Synergistically enhanced ablation resistance and mechanical performance of C_f/ZrC-SiC composites with PyC/SiC/ZrC multi-layer interface fabricated by CVI

To mitigate the degradation of mechanical properties caused by high-temperature melt erosion and reactions during the reactive melt infiltration process for fabricating carbon fiber reinforced ultra-high-temperature ceramic matrix composites, this work proposes an in-situ protection strategy that utilizes chemical vapor infiltration to uniformly fabricate a PyC/SiC/ZrC multi-layer interface layer on carbon fibers, thereby avoiding damage to carbon fibers. The results showed that the introduction of a PyC/SiC/ZrC interface layer significantly increased the flexural strength of the prepared composites by 133.3% in comparison to composites with a single PyC interface layer. Besides, after ablation under oxygen acetylene flame for 240 s, the mass and linear ablation rates show significant reductions of 69.6% and 90.1%, respectively.

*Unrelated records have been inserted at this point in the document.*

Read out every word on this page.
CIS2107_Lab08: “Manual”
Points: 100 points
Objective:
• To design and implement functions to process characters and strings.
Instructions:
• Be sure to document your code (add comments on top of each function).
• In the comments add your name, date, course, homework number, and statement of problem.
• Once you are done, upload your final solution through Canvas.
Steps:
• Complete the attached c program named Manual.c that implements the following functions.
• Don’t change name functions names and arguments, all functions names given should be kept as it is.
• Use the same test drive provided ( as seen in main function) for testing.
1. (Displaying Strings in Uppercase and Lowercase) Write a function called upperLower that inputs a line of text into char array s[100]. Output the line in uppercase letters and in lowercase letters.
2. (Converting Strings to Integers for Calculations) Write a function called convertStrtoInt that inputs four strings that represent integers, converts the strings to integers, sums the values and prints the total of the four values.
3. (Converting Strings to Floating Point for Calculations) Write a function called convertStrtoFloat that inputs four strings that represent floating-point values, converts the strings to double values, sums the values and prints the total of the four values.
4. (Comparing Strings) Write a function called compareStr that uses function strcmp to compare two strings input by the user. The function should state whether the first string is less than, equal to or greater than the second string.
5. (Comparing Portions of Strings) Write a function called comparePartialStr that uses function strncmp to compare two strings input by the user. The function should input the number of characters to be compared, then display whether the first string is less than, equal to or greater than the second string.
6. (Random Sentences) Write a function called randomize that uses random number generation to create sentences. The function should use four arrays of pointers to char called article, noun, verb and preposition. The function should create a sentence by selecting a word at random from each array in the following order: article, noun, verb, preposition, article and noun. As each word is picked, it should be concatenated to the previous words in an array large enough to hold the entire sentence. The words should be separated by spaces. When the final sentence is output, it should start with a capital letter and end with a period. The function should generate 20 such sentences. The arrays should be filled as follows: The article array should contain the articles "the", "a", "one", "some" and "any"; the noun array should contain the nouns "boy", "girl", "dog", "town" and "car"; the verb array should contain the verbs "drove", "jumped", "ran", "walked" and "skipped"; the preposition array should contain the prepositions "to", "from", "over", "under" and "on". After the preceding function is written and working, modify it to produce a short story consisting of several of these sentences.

The tailored PyC/SiC/ZrC multi-layer interface delivered dual functionality: (i) synergistically introducing multiple pathways for energy dissipation while shielding fibers from Zr-Si melt erosion through the multi-layer interface, thus enhancing mechanical properties; (ii) in-situ generating a protective ZrO₂/SiO₂ oxide barrier layer on fibers during ablation to improve ablation resistance. This work provides new insights and valuable references for the efficient preparation of ceramic matrix composites with excellent ablation protection and mechanical properties.